12Then Jesus entered the temple and drove out all who were selling and buying in the temple, and he overturned the tables of the money changers and the seats of those who sold doves. 13He said to them, “It is written, ‘My house shall be called a house of prayer’; but you are making it a den of robbers.”
14The blind and the lame came to him in the temple, and he cured them. 15But when the chief priests and the scribes saw the amazing things that he did, and heard the children crying out in the temple, “Hosanna to the Son of David,” they became angry 16and said to him, “Do you hear what these are saying?” Jesus said to them, “Yes; have you never read, ‘Out of the mouths of infants and nursing babies you have prepared praise for yourself’?” 17He left them, went out of the city to Bethany, and spent the night there.

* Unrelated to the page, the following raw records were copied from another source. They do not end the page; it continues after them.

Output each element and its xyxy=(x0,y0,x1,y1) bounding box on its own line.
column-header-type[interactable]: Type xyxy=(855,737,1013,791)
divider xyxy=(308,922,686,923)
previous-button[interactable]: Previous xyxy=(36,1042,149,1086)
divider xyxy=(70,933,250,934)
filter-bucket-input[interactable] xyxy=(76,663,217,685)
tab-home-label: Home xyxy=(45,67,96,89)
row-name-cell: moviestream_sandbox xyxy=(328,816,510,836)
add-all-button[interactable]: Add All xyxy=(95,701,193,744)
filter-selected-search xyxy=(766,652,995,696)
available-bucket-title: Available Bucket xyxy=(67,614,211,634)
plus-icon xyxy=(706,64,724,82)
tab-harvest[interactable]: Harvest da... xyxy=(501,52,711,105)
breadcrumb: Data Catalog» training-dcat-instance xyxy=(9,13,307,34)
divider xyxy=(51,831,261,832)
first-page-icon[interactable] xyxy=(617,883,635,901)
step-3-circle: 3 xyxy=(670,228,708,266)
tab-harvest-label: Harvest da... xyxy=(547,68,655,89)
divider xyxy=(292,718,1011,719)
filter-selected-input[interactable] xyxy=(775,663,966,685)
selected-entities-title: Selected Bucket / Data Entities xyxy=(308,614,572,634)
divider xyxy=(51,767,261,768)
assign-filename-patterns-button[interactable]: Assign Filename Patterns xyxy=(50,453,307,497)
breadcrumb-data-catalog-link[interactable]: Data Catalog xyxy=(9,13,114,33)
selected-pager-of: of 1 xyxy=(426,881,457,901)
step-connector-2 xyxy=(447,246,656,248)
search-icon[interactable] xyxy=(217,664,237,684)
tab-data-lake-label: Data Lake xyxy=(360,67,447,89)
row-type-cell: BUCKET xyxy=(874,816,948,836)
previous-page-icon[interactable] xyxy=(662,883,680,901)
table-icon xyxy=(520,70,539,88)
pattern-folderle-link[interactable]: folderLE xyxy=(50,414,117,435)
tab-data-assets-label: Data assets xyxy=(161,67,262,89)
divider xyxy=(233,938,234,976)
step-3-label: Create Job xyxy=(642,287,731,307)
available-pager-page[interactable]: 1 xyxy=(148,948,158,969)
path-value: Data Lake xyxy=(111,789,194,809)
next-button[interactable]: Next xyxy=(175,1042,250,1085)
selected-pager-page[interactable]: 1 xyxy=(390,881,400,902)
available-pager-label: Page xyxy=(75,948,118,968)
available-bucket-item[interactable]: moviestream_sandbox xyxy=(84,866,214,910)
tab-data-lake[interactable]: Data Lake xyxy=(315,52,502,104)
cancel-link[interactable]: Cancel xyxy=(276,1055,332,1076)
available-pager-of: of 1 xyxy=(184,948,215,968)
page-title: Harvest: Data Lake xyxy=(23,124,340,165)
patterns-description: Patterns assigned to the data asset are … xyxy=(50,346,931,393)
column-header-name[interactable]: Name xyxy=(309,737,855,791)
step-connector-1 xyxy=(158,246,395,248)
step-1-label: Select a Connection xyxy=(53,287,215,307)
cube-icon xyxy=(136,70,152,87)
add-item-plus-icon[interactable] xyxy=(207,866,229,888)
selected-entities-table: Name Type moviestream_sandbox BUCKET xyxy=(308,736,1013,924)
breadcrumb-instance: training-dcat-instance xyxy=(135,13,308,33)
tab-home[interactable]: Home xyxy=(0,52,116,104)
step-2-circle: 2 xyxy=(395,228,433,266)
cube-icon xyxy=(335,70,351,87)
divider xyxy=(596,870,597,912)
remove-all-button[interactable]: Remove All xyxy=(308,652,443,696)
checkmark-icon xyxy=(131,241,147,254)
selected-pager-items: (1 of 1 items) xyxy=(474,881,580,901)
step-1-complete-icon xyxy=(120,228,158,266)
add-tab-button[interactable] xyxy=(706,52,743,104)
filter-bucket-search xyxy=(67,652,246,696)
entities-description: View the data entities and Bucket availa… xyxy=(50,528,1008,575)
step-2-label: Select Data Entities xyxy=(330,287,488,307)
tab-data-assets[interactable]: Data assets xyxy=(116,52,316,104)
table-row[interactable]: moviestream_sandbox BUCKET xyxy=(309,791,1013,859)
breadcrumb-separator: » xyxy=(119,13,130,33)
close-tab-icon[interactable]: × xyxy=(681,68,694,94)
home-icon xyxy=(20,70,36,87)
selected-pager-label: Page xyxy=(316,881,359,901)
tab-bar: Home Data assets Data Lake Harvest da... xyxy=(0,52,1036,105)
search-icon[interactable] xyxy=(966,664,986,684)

18In the morning, when he returned to the city, he was hungry. 19And seeing a fig tree by the side of the road, he went to it and found nothing at all on it but leaves. Then he said to it, “May no fruit ever come from you again!” And the fig tree withered at once. 20When the disciples saw it, they were amazed, saying, “How did the fig tree wither at once?” 21Jesus answered them, “Truly I tell you, if you have faith and do not doubt, not only will you do what has been done to the fig tree, but even if you say to this mountain, ‘Be lifted up and thrown into the sea,’ it will be done. 22Whatever you ask for in prayer with faith, you will receive.”
I think that the three passages show us something more profound: that God is not nice, polite and pretty. He is righteous, and that is terrible. The righteous will let that which does not meet the full will of God burn as surely as the fig tree did. The righteous will confront. They will completely ignore those who consider themselves offended by their actions.
Nor will they care about the feelings of rulers or bankers.
Christ was confrontational. The truth is such, and God is truth.
And we are called to be like him. If Paul today discussed how we should be slaves to righteousness not sin, we may have to add a gloss. We should never be the slaves of the feelings of the sensitive, the politically oh so sensitive, who consider that no one should ever challenge their feelings.
The existence of anyone seeking righteousness offends such. Do not listen to them. Ignore them.
If called in front of their academies, speak the truth, and the gospel. Challenge their religious discrimination.
And in the church drive them out, even with a whip.